ALEX LIFESON DO RUSH, SOBRE OS 30 ANOS DE '2112': "FOI O NOSSO ÁLBUM DE PROTESTO"
O guitarrista reflete sobre o LP no qual o trio encontrou seu som característico


Rolling Stone - 29 de março de 2016
Por Kory Grow | Tradução: Vagner Cruz

Completando quarenta anos nessa semana, os profetas vestidos em túnicas brancas do Rush pressagiaram uma guerra intergalática na sua obra-prima do prog-rock, 2112. Eles previram que, em menos de meio século (no ano de 2062 para sermos precisos), o Universo finalmente encontrará a paz - e a opressão. A Federação Solar unificará planetas em guerra e instaurará como chefes supremos os Sacerdotes dos Templos de Syrinx, estes que odeiam a música. No entanto, tudo irá mudar em 2112, quando um pensador livre, anônimo e otimista encontra um estranho dispositivo (um violão), martirizando-se na tentativa de trazer a melodia para as estrelas. E essa é apenas a metade da história.

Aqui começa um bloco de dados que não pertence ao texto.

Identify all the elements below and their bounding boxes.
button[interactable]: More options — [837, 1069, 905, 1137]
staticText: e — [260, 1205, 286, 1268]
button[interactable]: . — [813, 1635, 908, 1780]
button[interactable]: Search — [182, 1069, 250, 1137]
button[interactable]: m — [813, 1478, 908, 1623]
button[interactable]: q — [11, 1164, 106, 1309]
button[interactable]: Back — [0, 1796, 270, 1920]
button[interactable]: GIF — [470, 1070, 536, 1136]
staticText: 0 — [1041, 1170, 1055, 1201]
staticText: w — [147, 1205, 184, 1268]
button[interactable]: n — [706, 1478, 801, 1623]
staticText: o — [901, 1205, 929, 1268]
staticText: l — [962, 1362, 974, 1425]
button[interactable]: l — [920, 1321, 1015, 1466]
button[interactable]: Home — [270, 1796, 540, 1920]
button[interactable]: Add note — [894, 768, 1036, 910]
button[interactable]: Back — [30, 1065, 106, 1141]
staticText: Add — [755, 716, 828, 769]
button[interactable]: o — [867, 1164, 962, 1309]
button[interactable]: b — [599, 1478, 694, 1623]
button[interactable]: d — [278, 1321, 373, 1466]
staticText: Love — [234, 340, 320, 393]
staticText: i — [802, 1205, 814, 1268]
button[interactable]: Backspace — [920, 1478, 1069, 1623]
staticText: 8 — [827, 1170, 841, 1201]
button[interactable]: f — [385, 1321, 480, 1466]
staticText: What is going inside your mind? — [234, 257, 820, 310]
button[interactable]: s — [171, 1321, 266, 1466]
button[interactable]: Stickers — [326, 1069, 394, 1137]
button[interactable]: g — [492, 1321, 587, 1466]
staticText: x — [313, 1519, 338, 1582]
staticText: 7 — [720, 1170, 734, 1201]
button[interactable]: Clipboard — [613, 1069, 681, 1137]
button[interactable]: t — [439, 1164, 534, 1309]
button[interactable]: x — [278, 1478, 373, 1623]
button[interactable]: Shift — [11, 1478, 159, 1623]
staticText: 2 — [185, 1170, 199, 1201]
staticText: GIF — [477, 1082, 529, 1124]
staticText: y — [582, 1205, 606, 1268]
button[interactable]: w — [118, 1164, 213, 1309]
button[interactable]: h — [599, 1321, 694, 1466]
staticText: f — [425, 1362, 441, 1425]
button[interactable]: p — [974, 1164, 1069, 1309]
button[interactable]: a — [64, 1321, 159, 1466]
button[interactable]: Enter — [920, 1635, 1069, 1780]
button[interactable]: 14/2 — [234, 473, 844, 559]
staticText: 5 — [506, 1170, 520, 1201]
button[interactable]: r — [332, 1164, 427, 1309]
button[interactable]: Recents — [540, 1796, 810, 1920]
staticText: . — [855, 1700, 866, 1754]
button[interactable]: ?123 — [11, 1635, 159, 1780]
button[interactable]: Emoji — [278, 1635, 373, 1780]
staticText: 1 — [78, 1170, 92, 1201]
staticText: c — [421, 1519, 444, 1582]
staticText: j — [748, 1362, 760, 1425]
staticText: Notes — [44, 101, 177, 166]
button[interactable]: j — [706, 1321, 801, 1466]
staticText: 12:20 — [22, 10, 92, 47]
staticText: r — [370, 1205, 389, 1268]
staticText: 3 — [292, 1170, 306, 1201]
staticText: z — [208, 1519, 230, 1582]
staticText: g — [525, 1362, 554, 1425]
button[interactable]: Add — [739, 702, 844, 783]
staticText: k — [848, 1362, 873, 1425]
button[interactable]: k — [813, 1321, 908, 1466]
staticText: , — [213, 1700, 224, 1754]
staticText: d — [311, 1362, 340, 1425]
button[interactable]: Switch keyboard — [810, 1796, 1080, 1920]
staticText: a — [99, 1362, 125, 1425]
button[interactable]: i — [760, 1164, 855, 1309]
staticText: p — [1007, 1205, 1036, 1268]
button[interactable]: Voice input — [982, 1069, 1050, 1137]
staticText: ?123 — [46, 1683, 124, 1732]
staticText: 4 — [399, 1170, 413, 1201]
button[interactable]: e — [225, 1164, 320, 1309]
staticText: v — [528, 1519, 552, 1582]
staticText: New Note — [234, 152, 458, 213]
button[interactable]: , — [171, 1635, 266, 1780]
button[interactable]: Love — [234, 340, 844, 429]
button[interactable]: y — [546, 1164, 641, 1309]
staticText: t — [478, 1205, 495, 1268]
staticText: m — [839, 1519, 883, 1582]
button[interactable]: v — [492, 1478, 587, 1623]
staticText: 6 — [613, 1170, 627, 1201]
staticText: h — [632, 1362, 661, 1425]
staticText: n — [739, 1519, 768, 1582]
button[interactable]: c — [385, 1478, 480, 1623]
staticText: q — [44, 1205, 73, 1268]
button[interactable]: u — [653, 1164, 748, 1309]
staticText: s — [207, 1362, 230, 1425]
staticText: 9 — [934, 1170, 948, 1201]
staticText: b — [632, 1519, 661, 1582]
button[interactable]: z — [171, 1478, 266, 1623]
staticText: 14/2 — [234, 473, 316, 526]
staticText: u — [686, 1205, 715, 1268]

No sublime seguimento para álbum Caress of Steel, este que havia sido um fracasso comercial, os músicos finalmente chegaram ao momento crucial em que se tornaram o Rush com R maiúsculo - os sonhadores do hard rock maior que a vida que sempre souberam que poderiam se tornar, desde que o vocalista e baixista Geddy Lee e o guitarrista Alex Lifeson formaram a banda como um grupo de estudantes do colegial na Toronto dos anos sessenta. Os integrantes, que naquele momento já incluía o baterista e letrista Neil Peart, estavam no limiar dos seus vinte anos - deixando a imaginação correr solta em 2112.

Para desgosto da gravadora, uma metade do LP continha a suíte de vinte minutos com oito movimentos "2112", inspirada em Ayn Rand e na ficção científica como um ode ao individualismo, enquanto a outra metade trazia o trio cantando sobre um tour da maconha ("A Passage to Bangkok"), a série de TV The Twilight Zone (N. do T.: No Brasil, Além da Imaginação) (na canção "The Twilight Zone") e mais individualismo ("Something for Nothing"), entre outros assuntos. Essa mistura estranha auferiu à banda o disco de platina triplo da RIAA, mudando a vida dos integrantes para sempre.

Alex Lifeson, agora com 62 anos, falou com a Rolling Stone na sua casa em Toronto no início de março, refletindo sobre como o álbum colocou em movimento quatro décadas desafiando expectativas.

Onde as mentes de vocês estavam no período de 2112?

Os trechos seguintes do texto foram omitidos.